In the preface to their 2001 Lincoln’s Assassins: Their Trial and Execution, James L. Swanson and Daniel R. Weinberg describe their book in several ways.
They write that it is “about what happened after the assassination” — “the frantic hunt for Booth and his accomplices was over, after the mourning and grand funeral pageant for the nation’s beloved president, after both Lincoln and his murderer were dead and buried.”
But, especially, the book is about the trial and sentences of eight accused conspirators. It is, they write, “the first illustrated history of the arrest, trial and execution of Abraham Lincoln’s assassins.”
There are five chapters that deal with the crime itself, the hunt for those responsible, the arrests, the trial and then the execution of four of the accused as well as one chapter about a supposed co-conspirator John H. Surratt, captured , tried and acquitted more than a year later, and one about how Americans looked back on the killing of Abraham Lincoln.
In a 26-page introduction, Swanson tells the story of these events — many of which he later recounted in much greater detail in his 2006 Manhunt: The 12-Day Chase for Lincoln’s Killer. (A second edition of Lincoln’s Assassins was also published in 2006.)
But the core of the Swanson-Weinberg book is its wealth of illustrations of relics from those days after the killing of the president.
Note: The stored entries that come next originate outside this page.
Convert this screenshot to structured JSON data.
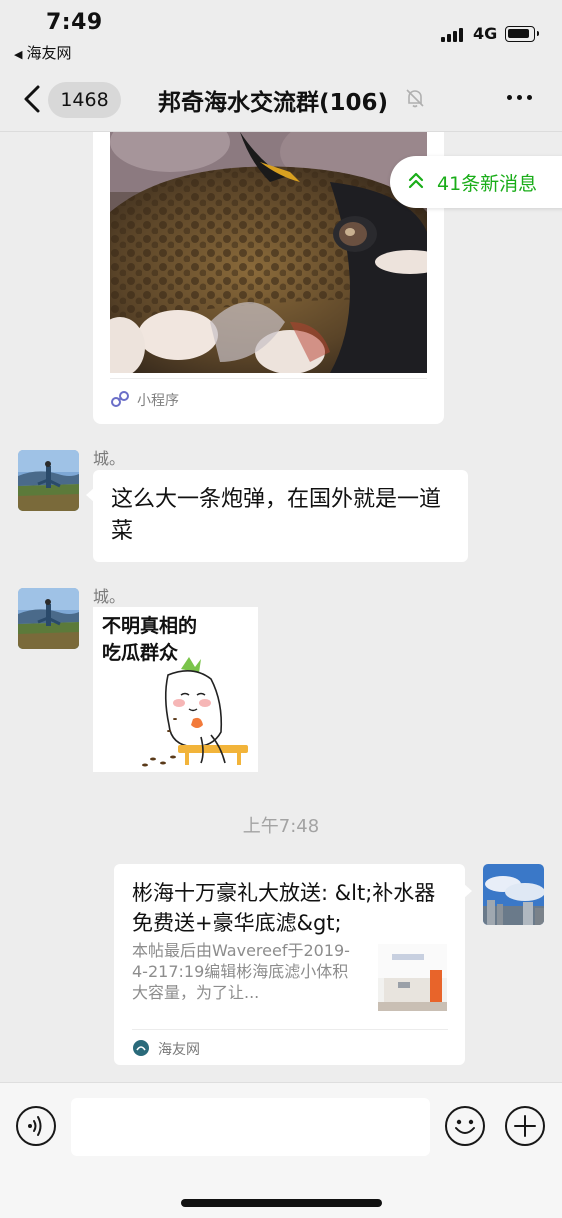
{
  "status_bar": {
    "time": "7:49",
    "back_app": "海友网",
    "network": "4G"
  },
  "nav": {
    "unread_count": "1468",
    "title": "邦奇海水交流群(106)",
    "icons": [
      "back-chevron-icon",
      "mute-bell-icon",
      "more-dots-icon"
    ]
  },
  "new_messages": {
    "label": "41条新消息"
  },
  "messages": {
    "mini_program": {
      "label": "小程序",
      "image": "pufferfish-photo"
    },
    "msg1": {
      "sender": "城。",
      "text": "这么大一条炮弹，在国外就是一道菜"
    },
    "msg2": {
      "sender": "城。",
      "sticker_caption_line1": "不明真相的",
      "sticker_caption_line2": "吃瓜群众"
    },
    "timestamp": "上午7:48",
    "link_card": {
      "title": "彬海十万豪礼大放送: &lt;补水器免费送+豪华底滤&gt;",
      "description": "本帖最后由Wavereef于2019-4-217:19编辑彬海底滤小体积大容量，为了让...",
      "source": "海友网"
    }
  },
  "input_bar": {
    "placeholder": "",
    "icons": [
      "voice-icon",
      "emoji-icon",
      "plus-icon"
    ]
  },
  "colors": {
    "background": "#ededed",
    "accent_green": "#1aad19",
    "bubble": "#ffffff"
  }
}
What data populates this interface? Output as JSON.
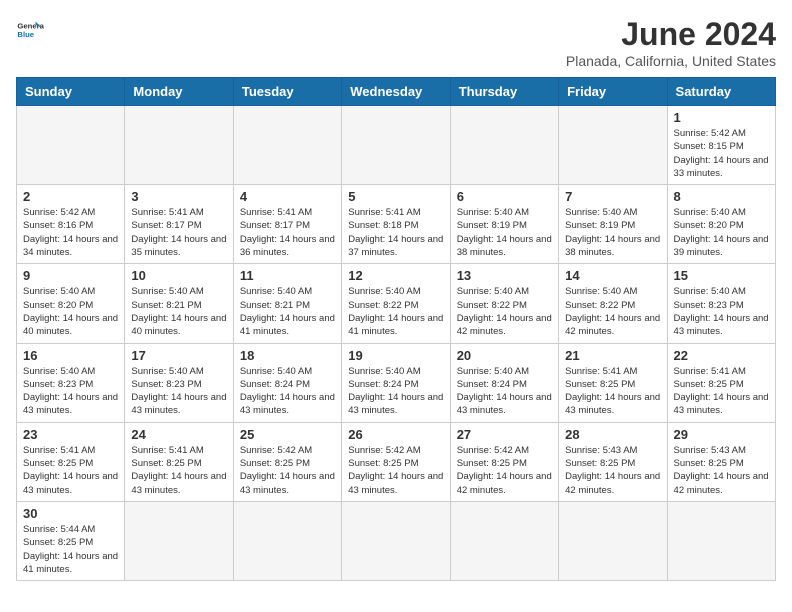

As the authors write:
This book is a scrapbook of another time, preserving the words once read and the images once seen by people long gone…a book that captures the mood of the people and the visual iconography of the spring and summer of 1865 and one that evokes the spirit of the age, when the death of one man after the deaths of so many caused a nation to weep.
As with any scrapbook, there’s a hodge-podge nature to the collection of items — newspaper stories, pieces of rope, photographs, badges, letters, magazine illustrations and so on.
As with a museum, there is no way for such a collection to be complete or absolutely representational. Too much time has passed. Items made of paper and other ephemera are too fragile for more than a tiny number to have survived. Important relics were long ago thrown in the trash.
Still, the myriad illustrations here are evocative. And I imagine that, as with any scrapbook, a reader will be struck by those items that resonate personally.
For me, it’s the photographs of the conspirators, especially the one of a shackled Lewis Powell, called Lewis Payne, who came close to killing Secretary of State William Seward on the night Lincoln was killed by John Wilkes Booth.
He is simply beautiful in this photograph by Alexander Gardner. He could be a model from the pages of a fashion magazine.
This isn’t just my reaction. Swanson and Weinberg note that much of the coverage of the conspirators dealt with the strength, manliness and “magnificent physique” of Powell. They quote Perley Poore, the contemporary writer who published the transcript of the trial:
“Lewis Payne was the observed of all the observers, as he sat motionless and imperturbed, defiantly returning each gaze at his remarkable face and person. He was very tall, with an athletic, gladiatorial frame; the tight knit shirt which was his upper garment disclosing the massive robustness of animal manhood.”
Herold and Atzerodt
Another of the conspirators, David E. Herold, who helped Booth escape Washington, comes across in his photograph as very modern-looking. (He reminds me of a young Tom Hayden, the 1960s anti-war activist.) Perhaps that’s because he’s clean-shaven. The image is very humane in its way.
I look at the photograph of George A. Atzerodt, and all I can think of are folk and country singers of the 1970s. John Denver comes to mind although I think that’s not fair.
These are three of the four defendants who were convicted by the military tribunal for the conspiracy against Lincoln and the U.S. Government and hanged on July 7, 1865.
The fourth was Mary Surratt, the owner of the Confederate-loving boarding house in Washington where the conspirators met and the first women executed by the federal government. For unknown reasons, Gardner did not photograph her before the trial, but Swanson and Weinberg provide one from another source.
Leading up to the moment of execution, there was great hope that Surratt would be spared death by President Andrew Johnson, but no reprieve was given. In perhaps the most poignant lines of his introduction, Swanson writes:
The order to proceed startled the hangman, Christian Rath, who asked, “Her, too?” before he placed the noose around her neck. “She cannot be saved,” replied [General Winfield Scott] Hancock.
One of the oddest of the images in Swanson and Weinberg’s scrapbook is the photograph of a custom-made, cushioned case holding not something jeweled or precious but a common brick. On a card, under the lid, are these words:
Mary E. Surratt
A brick from the wall of her cell in Old Capital Prison.
Lincoln was mourned. So, in some parts of the nation, were the conspirators.